Mina Sara G, Alaybeyoglu Begum, Murphy William L, Thomson James A, Stokes Cynthia L, Cirit Murat
Department of Biological Engineering, Massachusetts Institute of Technology, Cambridge, MA, United States.
Department of Biomedical Engineering, University of Wisconsin-Madison, Madison, WI, United States.
Front Big Data. 2019 Jun 26;2:23. doi: 10.3389/fdata.2019.00023. eCollection 2019.

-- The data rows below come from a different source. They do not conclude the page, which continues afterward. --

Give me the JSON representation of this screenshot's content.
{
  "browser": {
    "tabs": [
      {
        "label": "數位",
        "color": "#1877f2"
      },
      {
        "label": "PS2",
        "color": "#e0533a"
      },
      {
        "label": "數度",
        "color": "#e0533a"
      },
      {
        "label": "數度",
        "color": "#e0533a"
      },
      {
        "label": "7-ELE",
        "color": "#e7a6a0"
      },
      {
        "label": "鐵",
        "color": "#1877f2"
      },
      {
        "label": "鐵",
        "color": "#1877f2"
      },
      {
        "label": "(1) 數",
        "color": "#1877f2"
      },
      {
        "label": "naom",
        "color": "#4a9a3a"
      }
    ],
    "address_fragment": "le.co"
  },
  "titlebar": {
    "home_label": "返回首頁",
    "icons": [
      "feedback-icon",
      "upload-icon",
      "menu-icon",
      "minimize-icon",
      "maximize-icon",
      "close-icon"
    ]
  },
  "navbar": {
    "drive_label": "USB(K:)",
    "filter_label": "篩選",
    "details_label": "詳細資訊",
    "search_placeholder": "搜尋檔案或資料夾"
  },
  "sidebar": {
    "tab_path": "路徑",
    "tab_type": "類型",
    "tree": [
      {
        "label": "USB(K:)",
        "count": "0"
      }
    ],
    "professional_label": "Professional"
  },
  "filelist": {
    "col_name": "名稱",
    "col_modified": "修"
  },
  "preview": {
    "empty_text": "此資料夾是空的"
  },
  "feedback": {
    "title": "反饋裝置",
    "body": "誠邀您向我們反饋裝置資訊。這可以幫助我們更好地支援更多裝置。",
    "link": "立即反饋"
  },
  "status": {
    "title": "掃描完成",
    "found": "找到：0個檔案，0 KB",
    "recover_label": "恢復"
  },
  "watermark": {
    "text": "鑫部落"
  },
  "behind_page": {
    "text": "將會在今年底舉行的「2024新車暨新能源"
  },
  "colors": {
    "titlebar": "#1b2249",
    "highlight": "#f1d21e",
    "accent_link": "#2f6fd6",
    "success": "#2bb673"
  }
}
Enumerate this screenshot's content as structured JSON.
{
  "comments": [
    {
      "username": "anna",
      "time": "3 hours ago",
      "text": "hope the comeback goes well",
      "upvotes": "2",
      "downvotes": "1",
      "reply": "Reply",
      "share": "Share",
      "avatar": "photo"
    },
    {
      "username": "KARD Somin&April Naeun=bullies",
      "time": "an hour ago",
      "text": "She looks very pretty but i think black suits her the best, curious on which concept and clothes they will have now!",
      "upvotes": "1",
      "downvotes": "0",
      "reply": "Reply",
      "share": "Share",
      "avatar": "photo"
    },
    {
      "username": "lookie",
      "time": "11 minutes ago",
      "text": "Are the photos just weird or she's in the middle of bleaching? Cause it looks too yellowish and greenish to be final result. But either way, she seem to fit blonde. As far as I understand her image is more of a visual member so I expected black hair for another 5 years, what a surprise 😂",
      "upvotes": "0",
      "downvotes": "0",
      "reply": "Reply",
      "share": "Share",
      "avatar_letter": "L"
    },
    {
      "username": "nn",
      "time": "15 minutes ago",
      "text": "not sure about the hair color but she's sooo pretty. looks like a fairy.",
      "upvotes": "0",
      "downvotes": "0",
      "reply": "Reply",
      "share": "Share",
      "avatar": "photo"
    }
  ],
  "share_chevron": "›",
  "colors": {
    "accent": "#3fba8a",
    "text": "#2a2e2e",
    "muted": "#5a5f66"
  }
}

Early assessment of adverse drug effects in humans is critical to avoid long-lasting harm. However, current approaches for early detection of adverse effects still lack predictive and organ-specific biomarkers to evaluate undesired responses in humans. Microphysiological systems (MPSs) are representations of human tissues and provide organ-specific translational insights for physiological processes. In this study, a brain MPS was utilized to assess molecular signatures of neurotoxic and non-neurotoxic compounds using targeted and untargeted molecular approaches. The brain MPS comprising of human embryonic stem (ES) cell-derived neural progenitor cells seeded on three-dimensional (3D), chemically defined, polyethylene glycol hydrogels was treated with the neurotoxic drug, bortezomib and the non-neurotoxic drug, tamoxifen over 14-days. Possible toxic effects were monitored with human N-acetylaspartic acid (NAA) kinetics, which correlates the neuronal function/health and DJ-1/PARK7, an oxidative stress biomarker. Changes in NAA levels were observed as early as 2-days post-bortezomib treatment, while onset detection of oxidative stress (DJ-1) was delayed until 4-days post-treatment. Separately, the untargeted extracellular metabolomics approach revealed distinct fingerprints 2-days post-bortezomib treatment as perturbations in cysteine and glycerophospholipid metabolic pathways. These results suggest accumulation of reactive oxygen species associated with oxidative stress, and disruption of membrane structure and integrity. The NAA response was strongly correlated with changes in a subset of the detected metabolites at the same time point 2-days post-treatment. Moreover, these metabolite changes correlated strongly with DJ-1 levels measured at the later time point (4-days post-treatment). This suggests that early cellular metabolic dysfunction leads to later DJ-1 leakage and cell death, and that early measurement of this subset of metabolites could predict the later occurrence of cell death. While the approach demonstrated here provides an individual case study for proof of concept, we suggest that this approach can be extended for preclinical toxicity screening and biomarker discovery studies.
对人类药物不良反应进行早期评估对于避免长期伤害至关重要。然而,当前用于早期检测不良反应的方法仍缺乏预测性和器官特异性生物标志物来评估人类的不良反应。微生理系统(MPSs)是人体组织的模型,可为生理过程提供器官特异性的转化见解。在本研究中,利用脑MPS,采用靶向和非靶向分子方法评估神经毒性和非神经毒性化合物的分子特征。将由人胚胎干细胞(ES)衍生的神经祖细胞接种在三维(3D)、化学成分明确的聚乙二醇水凝胶上构建的脑MPS,用神经毒性药物硼替佐米和非神经毒性药物他莫昔芬处理14天。通过与人神经元功能/健康相关的人N-乙酰天门冬氨酸(NAA)动力学以及氧化应激生物标志物DJ-1/PARK7监测可能的毒性作用。硼替佐米治疗后2天就观察到NAA水平变化,而氧化应激(DJ-1)的起始检测延迟至治疗后4天。另外,非靶向细胞外代谢组学方法显示,硼替佐米治疗后2天,半胱氨酸和甘油磷脂代谢途径的扰动呈现出明显的指纹图谱。这些结果表明与氧化应激相关的活性氧积累以及膜结构和完整性的破坏。治疗后2天,NAA反应与同一时间点检测到的一部分代谢物的变化密切相关。此外,这些代谢物变化与后期(治疗后4天)测得的DJ-1水平密切相关。这表明早期细胞代谢功能障碍会导致后期DJ-1泄漏和细胞死亡,并且对这部分代谢物的早期测量可以预测后期细胞死亡的发生。虽然这里展示的方法提供了一个概念验证的个体案例研究,但我们认为这种方法可以扩展到临床前毒性筛查和生物标志物发现研究中。